Gene Riegle Passes

Published: October 17, 2011 07:28 pm EDT

Gene Riegle, 83, a developer of many trotting and pacing champions and a member of Harness Racing’s Hall of Fame died Oct. 17, 2011, at his Greenville, Ohio home. Details regarding his passing and funeral arrangements are not yet known, but will be reported

when they become available.

Few horsemen have had careers as lengthy and as productive as Gene Riegle. The Ohio-born driver-trainer worked for decades at the top levels of the sport, producing many champion pacers and trotters. He was elected to harness racing’s Living Hall of Fame in 1991 and was inducted into the Ohio Harness Racing Hall of Fame in 1987.

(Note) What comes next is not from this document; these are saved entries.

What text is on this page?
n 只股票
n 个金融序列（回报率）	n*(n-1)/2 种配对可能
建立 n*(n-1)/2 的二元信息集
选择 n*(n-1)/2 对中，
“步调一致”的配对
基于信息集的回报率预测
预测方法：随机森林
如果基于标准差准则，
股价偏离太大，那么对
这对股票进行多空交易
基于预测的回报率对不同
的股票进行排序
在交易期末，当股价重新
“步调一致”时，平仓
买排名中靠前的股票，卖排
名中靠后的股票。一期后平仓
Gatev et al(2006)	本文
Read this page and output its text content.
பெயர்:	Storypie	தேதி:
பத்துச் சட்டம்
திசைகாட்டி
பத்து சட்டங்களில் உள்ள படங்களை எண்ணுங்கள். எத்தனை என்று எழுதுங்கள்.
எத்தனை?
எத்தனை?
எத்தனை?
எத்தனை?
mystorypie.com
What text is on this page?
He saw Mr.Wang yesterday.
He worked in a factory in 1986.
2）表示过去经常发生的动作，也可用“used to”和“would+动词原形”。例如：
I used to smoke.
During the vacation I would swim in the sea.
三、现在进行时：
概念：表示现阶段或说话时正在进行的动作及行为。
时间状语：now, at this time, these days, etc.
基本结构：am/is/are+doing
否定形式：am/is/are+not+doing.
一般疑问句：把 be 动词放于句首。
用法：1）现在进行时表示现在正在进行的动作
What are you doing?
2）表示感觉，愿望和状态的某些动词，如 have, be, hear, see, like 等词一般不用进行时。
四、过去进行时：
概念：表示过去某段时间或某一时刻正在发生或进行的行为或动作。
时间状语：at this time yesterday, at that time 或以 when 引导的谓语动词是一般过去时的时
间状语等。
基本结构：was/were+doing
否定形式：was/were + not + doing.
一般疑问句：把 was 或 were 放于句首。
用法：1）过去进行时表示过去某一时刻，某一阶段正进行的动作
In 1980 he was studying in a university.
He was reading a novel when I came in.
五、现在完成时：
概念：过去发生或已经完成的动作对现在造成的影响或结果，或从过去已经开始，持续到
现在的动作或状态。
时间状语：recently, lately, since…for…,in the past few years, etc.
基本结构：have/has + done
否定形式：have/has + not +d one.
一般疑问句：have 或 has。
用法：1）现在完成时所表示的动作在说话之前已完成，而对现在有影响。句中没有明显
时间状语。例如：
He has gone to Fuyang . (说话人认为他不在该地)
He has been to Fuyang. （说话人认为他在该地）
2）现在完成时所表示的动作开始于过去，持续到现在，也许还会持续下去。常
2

Over the years, Riegle trained such stars as the 1973 Kentucky Futurity winner Arnie Almahurst, the 1972 Adios winner Jay Time, the 1990 freshman pacing champion Artsplace, the 1991 and 1992 freshman and sophomore pacing champion Western Hanover, the 1981 and 1982 freshman and sophomore filly pacing champion Three Diamonds, and other stars such as Leah Almahurst, Troublemaker, and Life Sign.

For several of his most productive years, in the latter portion of his career, Riegle was associated with Chicago owner and breeder George Segal, and in the early years Riegle’s signature chartreuse and red colors were seen behind horses owned by another pair of Chicagoans, Mr. and Mrs. Rex Larkin (Poplar Hill Farm).

Riegle was born on June 3, 1928, in Greenville, Ohio, long a hotbed of harness racing activity. His father, Roy Riegle, was an accomplished horseman and the younger Riegle got his start by taking on the most menial of chores around his father’s barn. While the budding horseman was still in his early teens, Riegle’s father and mother (Delilah) were killed in an automobile accident; Gene took over the training duties and his brother, Dick, took on his mother’s business of making driving colors and also became Gene’s assistant trainer.

In 1951, at age 17, Riegle won the first start of his career with Victory Dale at the Darke County Fair in Greenville, in a race in which he beat Hall of Fame horseman Sanders Russell. His first “big” horse was Red Sails, in 1952, and he burst fully onto the national scene when he drove the trotter Mr Saunders to second and third place finishes in the 1958 Hambletonian.

Among his other accomplishments, Riegle authored a chapter in the 1996 revision of “The Care and Training of the Trotter and Pacer,” in which he recounted techniques for training pacers.

Important parts of Gene Riegle’s legacy in the sport are his two sons, Alan and Bruce, who have both had outstanding careers as Standardbred trainers. The elder Riegle won 1,579 races as a driver and from 1992 through 2006 he trained 203 winners who earned a total of $8.3 million.